As explained by Guitry in 1948, his synopsis was originally rejected by the Board: they underlined various dialogues in the script as being liable to cause public outrage. Guitry scoffed that all of them were actual quotes he had lifted from Talleyrand, Napoleon, and other historical figures, but his film being in effect forbidden, he immediately adapted it into a play, Talleyrand (1948). He then leveraged the fact that his play had received success and caused no trouble to re-submit his script to the Board, who granted its license though "without any good grace".
Reception
Positive or negative, critics have often considered Guitry's movie to be as much a historical biography as a plea for himself or a self-defense.[4] Because Guitry didn't stop writing and playing during the Nazi occupation of France, he had been accused of collaboration with the enemy and imprisoned two months in 1944 by a self-appointed militia; released by the new government and fully discharged in 1947, he had expressed regret at the absence of a formal trial. Thus, rehabilitating the controversial Talleyrand (often considered a traitor for serving five different regimes) was seen as Guitry also trying to rehabilitate himself and strike back at those who had criticised him: on the movie's release, both a negative review by author Léon Treich (in L'Ordre, 1948) and a positive one by author René Barjavel (in France Hebdomadaire, 1948) commented on it from that standpoint.
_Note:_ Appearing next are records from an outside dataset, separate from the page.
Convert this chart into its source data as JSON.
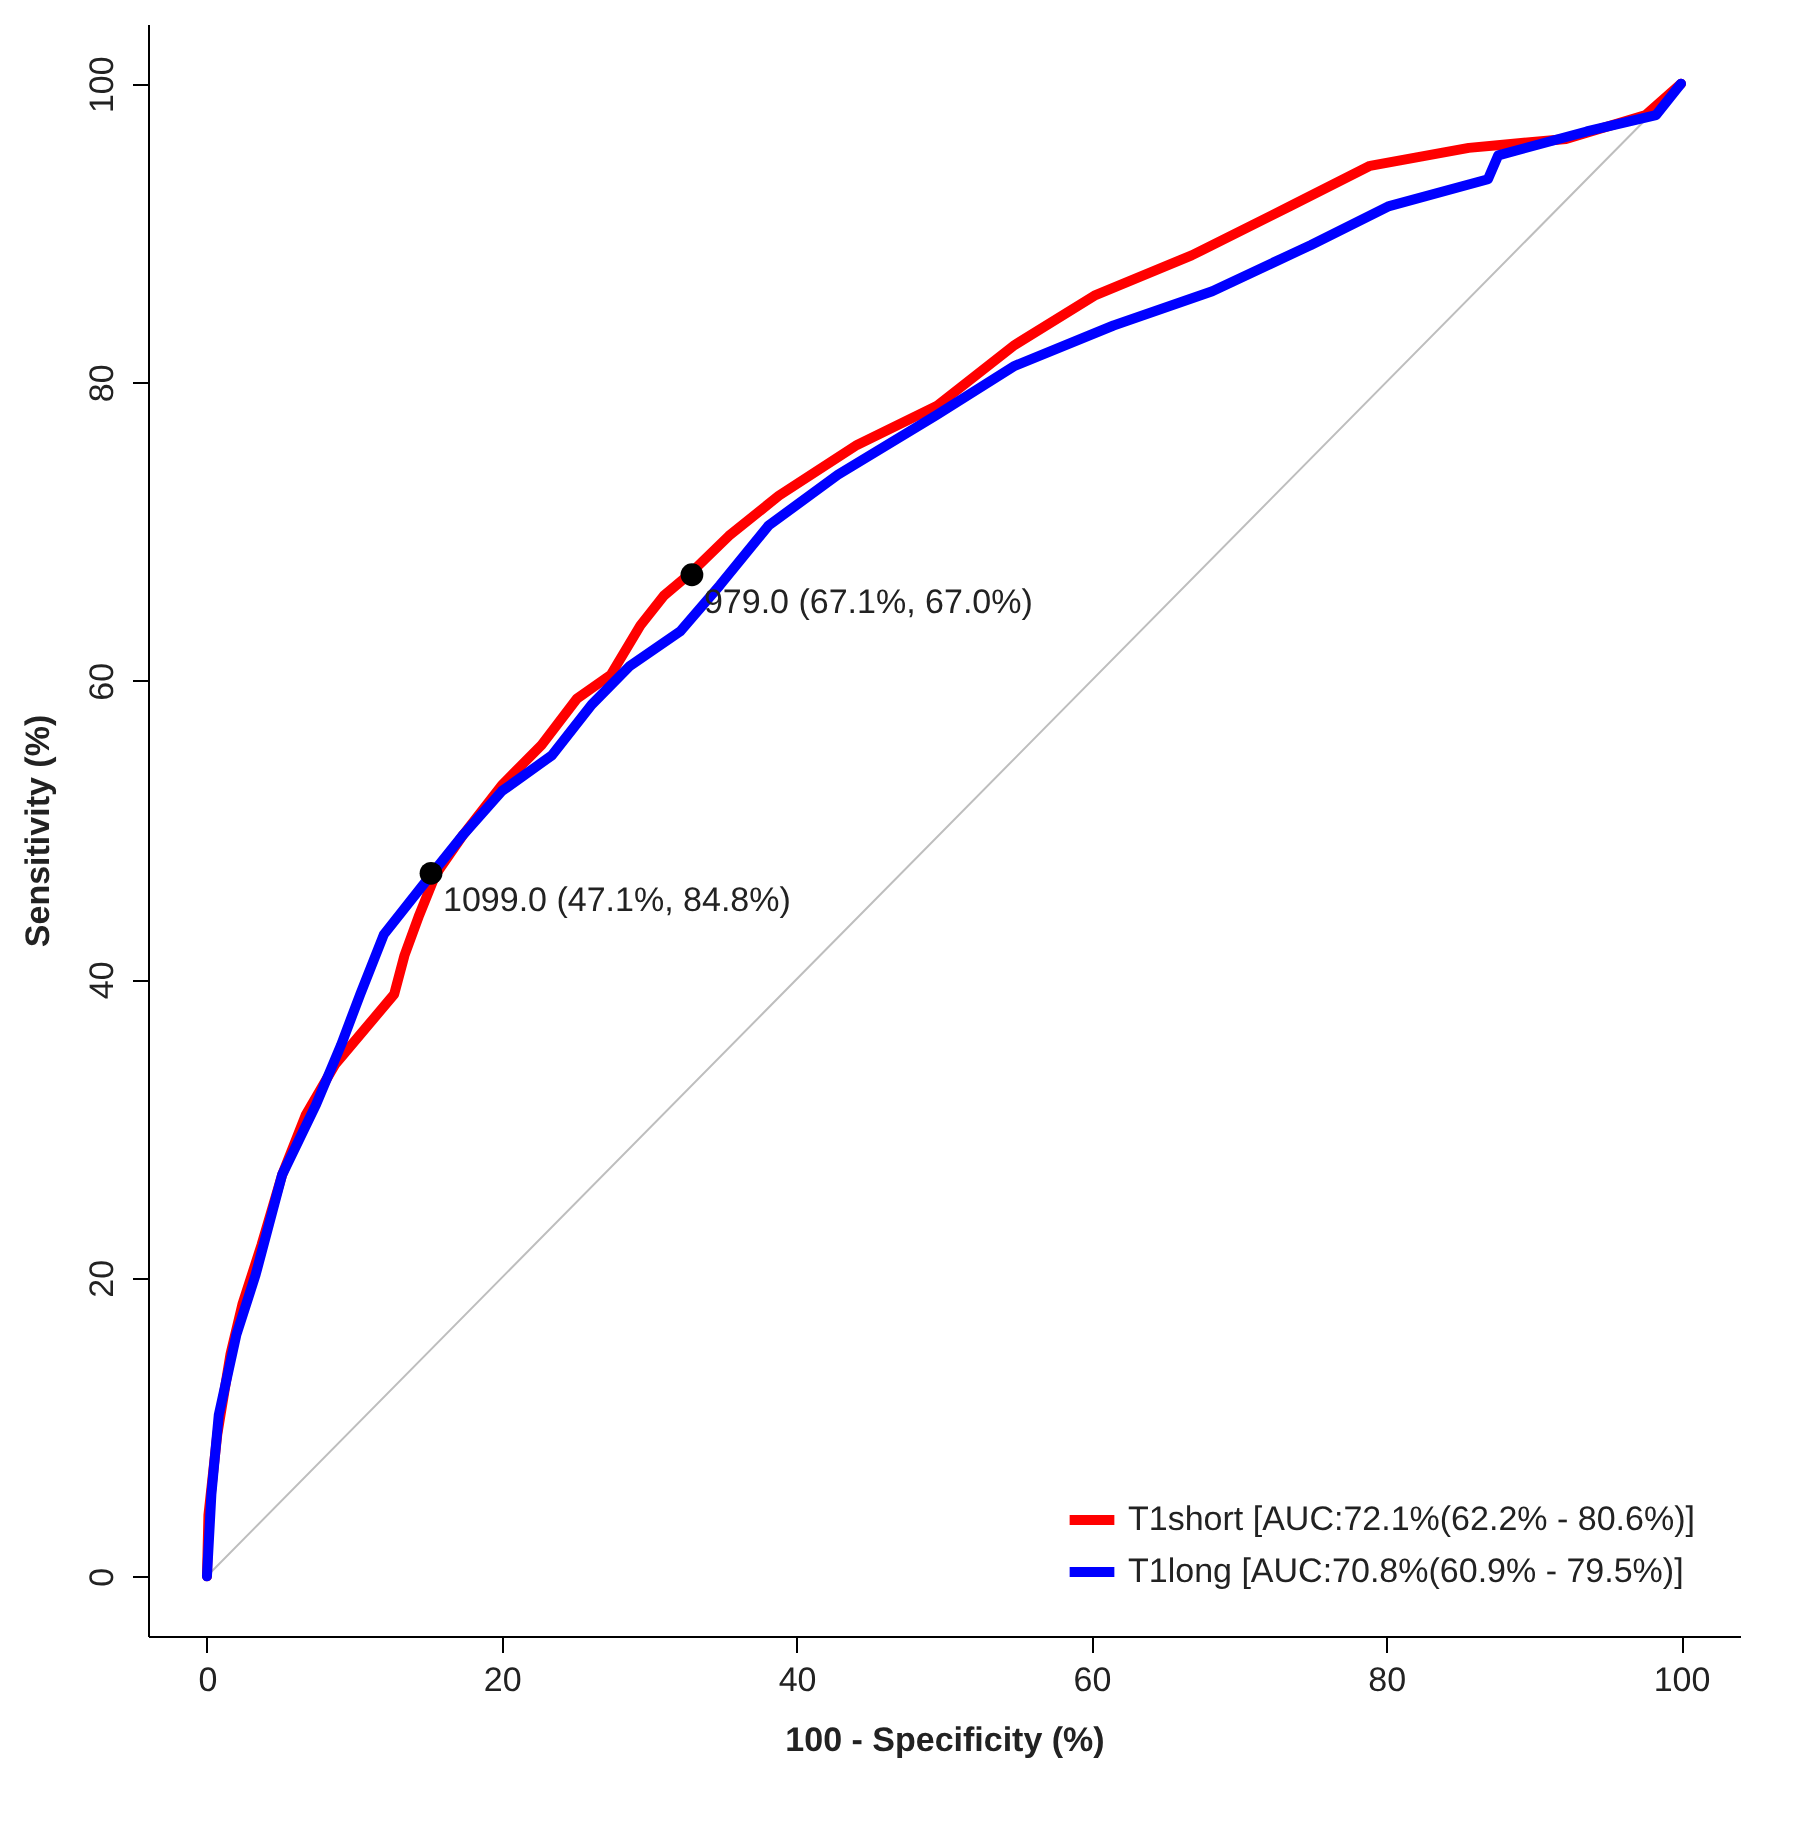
{
  "chart_data": {
    "type": "line",
    "xlabel": "100 - Specificity (%)",
    "ylabel": "Sensitivity (%)",
    "xlim": [
      -4,
      104
    ],
    "ylim": [
      -4,
      104
    ],
    "xticks": [
      0,
      20,
      40,
      60,
      80,
      100
    ],
    "yticks": [
      0,
      20,
      40,
      60,
      80,
      100
    ],
    "legend": "bottom right",
    "line_style": "solid",
    "series": [
      {
        "type": "line",
        "color": "#bebebe",
        "x": [
          0,
          100
        ],
        "values": [
          0,
          100
        ]
      },
      {
        "name": "T1short [AUC:72.1%(62.2% - 80.6%)]",
        "color": "#ff0000",
        "x": [
          0,
          0.1,
          0.7,
          1.6,
          2.4,
          3.7,
          5.1,
          6.7,
          8.7,
          11,
          12.7,
          13.4,
          14.4,
          15.5,
          17.4,
          20,
          22.7,
          25.1,
          27.4,
          29.4,
          31,
          32.8,
          35.4,
          38.8,
          44.1,
          49.5,
          54.8,
          60.2,
          66.8,
          73.5,
          78.9,
          85.6,
          92.2,
          97.6,
          100
        ],
        "values": [
          0,
          4.1,
          9.5,
          14.9,
          18.2,
          22.2,
          26.9,
          30.9,
          34.3,
          37,
          39,
          41.6,
          44.3,
          47,
          49.7,
          53,
          55.7,
          58.8,
          60.4,
          63.7,
          65.7,
          67.2,
          69.7,
          72.4,
          75.8,
          78.4,
          82.5,
          85.8,
          88.5,
          91.8,
          94.5,
          95.7,
          96.3,
          97.9,
          100
        ]
      },
      {
        "name": "T1long [AUC:70.8%(60.9% - 79.5%)]",
        "color": "#0000ff",
        "x": [
          0,
          0.3,
          0.8,
          2,
          3.3,
          5.1,
          7.4,
          9.1,
          10.4,
          12,
          15.2,
          17.4,
          20,
          23.4,
          26.1,
          28.7,
          32.1,
          34.8,
          38.1,
          42.8,
          49.5,
          54.8,
          61.5,
          68.2,
          74.9,
          80.2,
          86.9,
          87.6,
          93.6,
          98.3,
          100
        ],
        "values": [
          0,
          5.5,
          10.8,
          16.2,
          20.2,
          26.9,
          31.6,
          35.6,
          39,
          43,
          47,
          49.7,
          52.6,
          55,
          58.4,
          61,
          63.3,
          66.4,
          70.4,
          73.8,
          77.8,
          81.1,
          83.8,
          86.1,
          89.2,
          91.8,
          93.6,
          95.2,
          96.8,
          97.9,
          100
        ]
      },
      {
        "type": "scatter",
        "color": "#000000",
        "x": [
          15.2,
          32.9
        ],
        "values": [
          47.1,
          67.1
        ]
      }
    ],
    "annotations": [
      {
        "text": "1099.0 (47.1%, 84.8%)",
        "x": 15.2,
        "y": 47.1
      },
      {
        "text": "979.0 (67.1%, 67.0%)",
        "x": 32.9,
        "y": 67.1
      }
    ]
  }
}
According to French stage director and stage historian Jacques Lorcey in his 800-page monography Sacha Guitry. Cent ans de théâtre et d'esprit (1985), translated: "The time has come to do justice to this excellent film (very coldly received, of course, by the politicized press of the time), almost always fascinating, that rehabilitates a historical figure too often maligned and brings us back the great Sacha Guitry at the top of his game as an actor and director, if not author."